If we want to check how many characters are in the string, we can use the function len() which gives the length of the string.

len(chars)
12

We can access particular characters inside of the string by doing something called indexing which we will discuss in much more detail in the next chapter. For now, notice that I can use square brackets ([]) with a number inside to indicate a particular character in the sequence.

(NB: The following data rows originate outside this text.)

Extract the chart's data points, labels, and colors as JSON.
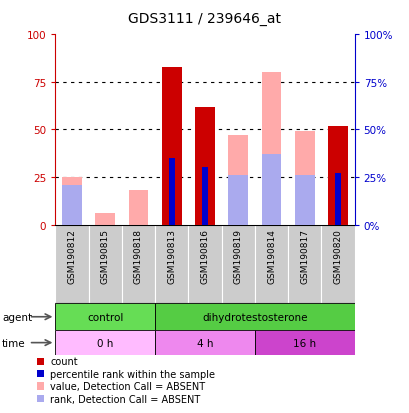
{
  "title": "GDS3111 / 239646_at",
  "samples": [
    "GSM190812",
    "GSM190815",
    "GSM190818",
    "GSM190813",
    "GSM190816",
    "GSM190819",
    "GSM190814",
    "GSM190817",
    "GSM190820"
  ],
  "count_values": [
    1,
    6,
    1,
    83,
    62,
    1,
    1,
    1,
    52
  ],
  "rank_values": [
    0,
    0,
    0,
    35,
    30,
    0,
    0,
    0,
    27
  ],
  "absent_value": [
    25,
    6,
    18,
    0,
    0,
    47,
    80,
    49,
    0
  ],
  "absent_rank": [
    21,
    0,
    0,
    0,
    0,
    26,
    37,
    26,
    0
  ],
  "is_absent": [
    true,
    true,
    true,
    false,
    false,
    true,
    true,
    true,
    false
  ],
  "agent_groups": [
    {
      "label": "control",
      "start": 0,
      "end": 3,
      "color": "#66dd55"
    },
    {
      "label": "dihydrotestosterone",
      "start": 3,
      "end": 9,
      "color": "#55cc44"
    }
  ],
  "time_groups": [
    {
      "label": "0 h",
      "start": 0,
      "end": 3,
      "color": "#ffbbff"
    },
    {
      "label": "4 h",
      "start": 3,
      "end": 6,
      "color": "#ee88ee"
    },
    {
      "label": "16 h",
      "start": 6,
      "end": 9,
      "color": "#cc44cc"
    }
  ],
  "bar_width": 0.6,
  "ylim": [
    0,
    100
  ],
  "yticks": [
    0,
    25,
    50,
    75,
    100
  ],
  "color_count": "#cc0000",
  "color_rank": "#0000cc",
  "color_absent_value": "#ffaaaa",
  "color_absent_rank": "#aaaaee",
  "legend_items": [
    {
      "color": "#cc0000",
      "label": "count"
    },
    {
      "color": "#0000cc",
      "label": "percentile rank within the sample"
    },
    {
      "color": "#ffaaaa",
      "label": "value, Detection Call = ABSENT"
    },
    {
      "color": "#aaaaee",
      "label": "rank, Detection Call = ABSENT"
    }
  ],
  "left_axis_color": "#cc0000",
  "right_axis_color": "#0000cc",
  "background_color": "#ffffff",
  "plot_bg": "#ffffff",
  "title_fontsize": 10,
  "tick_fontsize": 7.5,
  "label_fontsize": 7.5
}
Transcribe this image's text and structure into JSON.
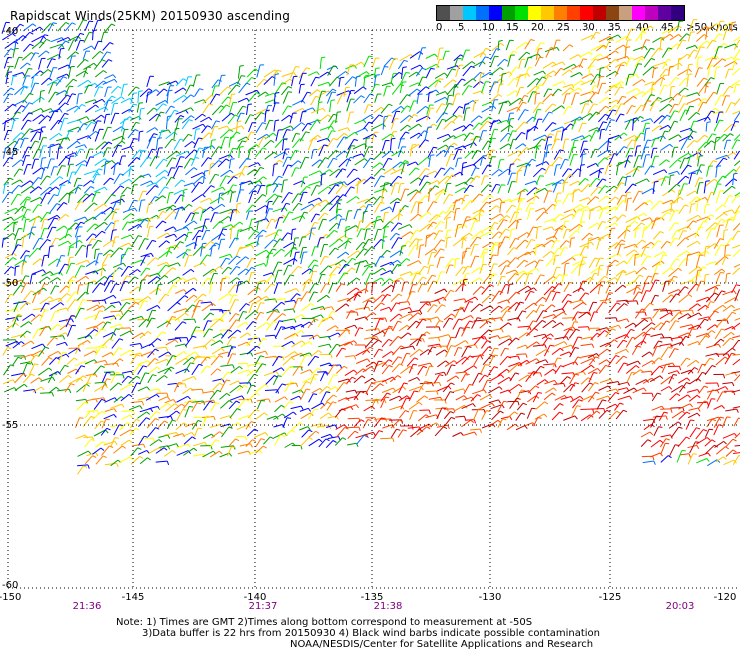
{
  "header": {
    "title": "Rapidscat Winds(25KM) 20150930 ascending"
  },
  "legend": {
    "colors": [
      "#505050",
      "#a0a0a0",
      "#00c8ff",
      "#0070ff",
      "#0000ff",
      "#00a000",
      "#00e000",
      "#ffff00",
      "#ffc800",
      "#ff8000",
      "#ff4000",
      "#ff0000",
      "#c00000",
      "#8b4513",
      "#c8a080",
      "#ff00ff",
      "#c000c0",
      "#6000a0",
      "#300080"
    ],
    "tick_labels": [
      "0",
      "5",
      "10",
      "15",
      "20",
      "25",
      "30",
      "35",
      "40",
      "45",
      ">50 knots"
    ]
  },
  "axes": {
    "y_labels": [
      "-40",
      "-45",
      "-50",
      "-55",
      "-60"
    ],
    "x_labels": [
      "-150",
      "-145",
      "-140",
      "-135",
      "-130",
      "-125",
      "-120"
    ],
    "time_labels": [
      "21:36",
      "21:37",
      "21:38",
      "20:03"
    ]
  },
  "notes": {
    "line1": "Note: 1) Times are GMT 2)Times along bottom correspond to measurement at -50S",
    "line2": "3)Data buffer is 22 hrs from 20150930 4) Black wind barbs indicate possible contamination",
    "line3": "NOAA/NESDIS/Center for Satellite Applications and Research"
  }
}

chars[0] # In Python we count starting with 0
'S'
chars[1]
'o'
chars[8] # Remember S is 0 so 9 is the e
't'

String Comparisons#

In Section 3.2 we showed examples of comparisons of integers and floats, but strings can also be used with comparison operators.

a = 'Dan'
b = 'Mike'

print("a == b:", a == b)
print("a != b:", a != b)
print("a < b:", a < b)
print("a <= b:", a <= b)
print("a > b:", a > b)
print("a >= b:", a >= b)
a == b: False
a != b: True
a < b: True
a <= b: True
a > b: False
a >= b: False

As you can see, Python can compare two strings and check if they are equal or not. It can also use inequality operators (<, >, <=, >=) to compare them. The order is based on the characters’ underlying ASCII values, which give each letter, digit, and symbol a numeric code. This is called lexicographic order, and it works like a “dictionary order” based on those codes. For more information on ASCII, see Chapter 29 Section 6.

Letter case matters in comparisons: uppercase letters (like "A") come before lowercase letters (like "a") because their ASCII values are smaller. For example, ‘Dan’ and ‘dan’ are not considered the same strings as the capitalization is different.

'Dan' == 'dan'
False

In addition, ALL uppercase letters come before ALL lower case characters. So ‘M’ comes before ‘d’.

'dan' < 'Mike'
False

Python gives us lots of ways to work with strings. But typing out all the steps ourselves can get tedious. What if we want to quickly make all the letters in a string lowercase? Or replace every space with a period?

Python makes these tasks easier by giving us functions and methods — reusable “mini-programs” that do a specific job for us. Functions and methods aren’t just for strings. For example, they let us round numbers, find the mean of a dataset, and perform countless other operations with just one line of code.

In the next chapter, we’ll start exploring functions and methods and see how they can save us time, make our code cleaner, and unlock a whole new level of power in Python.